Era uma vez um reino onde as pontuações conviviam em harmonia. As vírgulas, essas danadinhas, se ocupavam de separar apostos, vocativos, orações e quaisquer outros elementos da frase que estivessem fora do seu lugar natural. Os pontos finais encerravam ideias. Enfáticos, os pontos de exclamação gritavam palavras de ordem! E as interrogações andavam de um lado para o outro, se perguntando por quê?, por quê?, por quê?
Não que essa harmonia fosse perfeita. Nunca é. As vírgulas, às vezes separavam, sujeito de predicado e verbo de objeto. Acontecia também de os pontos se amasiarem com as vírgulas; nesses casos, acabavam dando origem a uma criatura que não sabia muito bem para que existia nem se tinha hífen: o ponto-e-vírgula. Sem falar que ponto com ponto, um em cima e outro embaixo, era no mínimo isto: uma pouca vergonha. Já quando se enfileiravam os pontos finais...
De qualquer forma, conviviam bem e pacificamente, as pontuações. Inclusive aquelas menos privilegiadas, como os parêntesis (ou parênteses), os travessões – tantos os que se intrometiam do nada nas frases quanto os que davam voz aos personagens –, e as aspas, desde as “irônicas” até as que, reflexivas, andavam para lá e para cá se perguntando: “Qual a minha função neste mundo?”.

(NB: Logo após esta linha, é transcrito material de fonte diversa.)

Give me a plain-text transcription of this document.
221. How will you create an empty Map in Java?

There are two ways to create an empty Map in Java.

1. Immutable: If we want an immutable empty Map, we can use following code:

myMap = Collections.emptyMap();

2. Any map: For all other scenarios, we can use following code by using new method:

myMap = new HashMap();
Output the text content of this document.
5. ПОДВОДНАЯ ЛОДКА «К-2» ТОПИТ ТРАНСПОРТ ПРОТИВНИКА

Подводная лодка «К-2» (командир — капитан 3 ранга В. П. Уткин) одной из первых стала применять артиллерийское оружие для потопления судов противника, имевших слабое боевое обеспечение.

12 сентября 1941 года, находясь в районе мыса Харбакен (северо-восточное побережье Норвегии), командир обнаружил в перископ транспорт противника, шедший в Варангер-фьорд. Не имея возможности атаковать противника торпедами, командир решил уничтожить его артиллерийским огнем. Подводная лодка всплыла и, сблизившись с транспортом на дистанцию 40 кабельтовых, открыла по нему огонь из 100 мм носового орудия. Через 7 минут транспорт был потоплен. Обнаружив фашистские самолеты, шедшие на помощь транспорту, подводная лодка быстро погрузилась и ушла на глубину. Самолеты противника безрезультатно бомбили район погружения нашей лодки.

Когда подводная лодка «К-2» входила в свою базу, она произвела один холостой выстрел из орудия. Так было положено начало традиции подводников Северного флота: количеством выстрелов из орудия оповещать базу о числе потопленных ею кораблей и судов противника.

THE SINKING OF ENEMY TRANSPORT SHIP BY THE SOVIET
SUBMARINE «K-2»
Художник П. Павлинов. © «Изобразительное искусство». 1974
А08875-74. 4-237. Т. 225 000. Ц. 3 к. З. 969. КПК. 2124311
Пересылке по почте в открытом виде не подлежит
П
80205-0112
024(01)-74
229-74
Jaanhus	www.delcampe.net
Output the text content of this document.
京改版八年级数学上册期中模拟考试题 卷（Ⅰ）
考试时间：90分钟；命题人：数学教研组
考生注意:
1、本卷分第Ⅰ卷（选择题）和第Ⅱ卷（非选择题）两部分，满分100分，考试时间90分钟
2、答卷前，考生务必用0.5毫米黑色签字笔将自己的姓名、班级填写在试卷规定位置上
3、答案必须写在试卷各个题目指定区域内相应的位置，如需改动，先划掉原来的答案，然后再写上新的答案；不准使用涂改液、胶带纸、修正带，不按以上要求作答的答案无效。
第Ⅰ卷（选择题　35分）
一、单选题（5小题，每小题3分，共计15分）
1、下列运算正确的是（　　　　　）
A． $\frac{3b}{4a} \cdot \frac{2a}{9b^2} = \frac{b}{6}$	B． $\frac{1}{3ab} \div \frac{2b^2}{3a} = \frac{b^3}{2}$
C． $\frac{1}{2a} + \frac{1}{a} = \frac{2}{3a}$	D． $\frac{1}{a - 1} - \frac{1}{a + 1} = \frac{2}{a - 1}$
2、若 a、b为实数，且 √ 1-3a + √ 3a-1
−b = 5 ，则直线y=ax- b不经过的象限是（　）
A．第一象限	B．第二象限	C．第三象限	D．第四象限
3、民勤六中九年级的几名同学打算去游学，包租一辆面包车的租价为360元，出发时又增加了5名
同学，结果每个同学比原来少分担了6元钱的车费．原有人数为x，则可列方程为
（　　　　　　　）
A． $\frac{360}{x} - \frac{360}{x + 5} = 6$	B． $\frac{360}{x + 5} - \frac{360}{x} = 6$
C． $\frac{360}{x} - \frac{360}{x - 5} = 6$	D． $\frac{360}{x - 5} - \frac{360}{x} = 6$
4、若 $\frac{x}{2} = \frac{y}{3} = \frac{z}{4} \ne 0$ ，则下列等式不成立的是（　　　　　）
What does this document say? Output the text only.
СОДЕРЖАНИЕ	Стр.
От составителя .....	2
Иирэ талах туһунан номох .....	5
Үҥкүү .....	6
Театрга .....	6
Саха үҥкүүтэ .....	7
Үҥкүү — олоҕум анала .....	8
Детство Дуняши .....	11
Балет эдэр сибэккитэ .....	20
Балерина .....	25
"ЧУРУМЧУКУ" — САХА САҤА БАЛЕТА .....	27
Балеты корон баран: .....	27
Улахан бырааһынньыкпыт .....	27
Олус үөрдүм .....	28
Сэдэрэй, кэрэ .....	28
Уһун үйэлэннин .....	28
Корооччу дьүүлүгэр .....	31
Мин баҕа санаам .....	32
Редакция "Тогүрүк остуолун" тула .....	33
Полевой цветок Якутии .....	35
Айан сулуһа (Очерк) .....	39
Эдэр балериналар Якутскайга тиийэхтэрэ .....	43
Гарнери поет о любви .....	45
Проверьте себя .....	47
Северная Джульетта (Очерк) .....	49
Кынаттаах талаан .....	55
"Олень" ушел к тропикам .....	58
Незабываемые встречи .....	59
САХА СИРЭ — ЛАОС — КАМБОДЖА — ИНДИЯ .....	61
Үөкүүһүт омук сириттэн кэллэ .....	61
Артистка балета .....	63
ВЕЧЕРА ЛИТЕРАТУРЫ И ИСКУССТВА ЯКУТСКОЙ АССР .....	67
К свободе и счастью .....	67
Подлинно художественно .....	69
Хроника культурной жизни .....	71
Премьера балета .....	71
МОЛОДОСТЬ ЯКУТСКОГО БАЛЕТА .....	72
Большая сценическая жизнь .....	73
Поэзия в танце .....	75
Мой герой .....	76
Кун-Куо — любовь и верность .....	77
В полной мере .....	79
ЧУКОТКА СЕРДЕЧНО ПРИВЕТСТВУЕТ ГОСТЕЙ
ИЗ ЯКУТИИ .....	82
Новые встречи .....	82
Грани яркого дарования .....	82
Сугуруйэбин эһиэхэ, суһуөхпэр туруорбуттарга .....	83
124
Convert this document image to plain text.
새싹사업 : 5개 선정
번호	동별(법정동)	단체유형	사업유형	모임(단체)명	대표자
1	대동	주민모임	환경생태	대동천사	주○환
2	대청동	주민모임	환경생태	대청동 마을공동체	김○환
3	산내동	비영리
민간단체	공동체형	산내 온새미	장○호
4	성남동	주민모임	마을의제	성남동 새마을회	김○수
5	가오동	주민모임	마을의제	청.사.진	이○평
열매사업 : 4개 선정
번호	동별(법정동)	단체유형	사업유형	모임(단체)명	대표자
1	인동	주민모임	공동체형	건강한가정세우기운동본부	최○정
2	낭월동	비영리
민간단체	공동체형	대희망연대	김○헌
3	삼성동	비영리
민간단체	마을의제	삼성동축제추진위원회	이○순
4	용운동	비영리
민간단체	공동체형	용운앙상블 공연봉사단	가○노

E assim o texto avançava sem maiores atritos, num encadeamento belo que era ao mesmo tempo lógico e musical. Tanto que, diante de um texto bem escrito, os leitores se tornavam espectadores dessa curiosa coreografia dos símbolos mágicos que botavam ordem nas frases e, aqui e ali, determinavam o ritmo e a modulação de uma voz íntima que gritava e perguntava: “Quando é que você vai chegar no 'até que...'?!”
Até que...
Até que se sentindo desvalorizadas e injustiçadas e determinadas a provar seu valor por meio do caos e da confusão as vírgulas primeiro decretaram greve fazendo com que todos perdessem o fôlego e tivessem que ler a mesma frase duas ou três vezes até entenderem assim mais ou menos. Depois, mudaram, de, estratégia, causando, uma, epidemia, de, soluços, que, lotou, os, hospitais, cujas, salas, de, espera, ficaram, cheias, de, gente, de, cabeça, para, baixo.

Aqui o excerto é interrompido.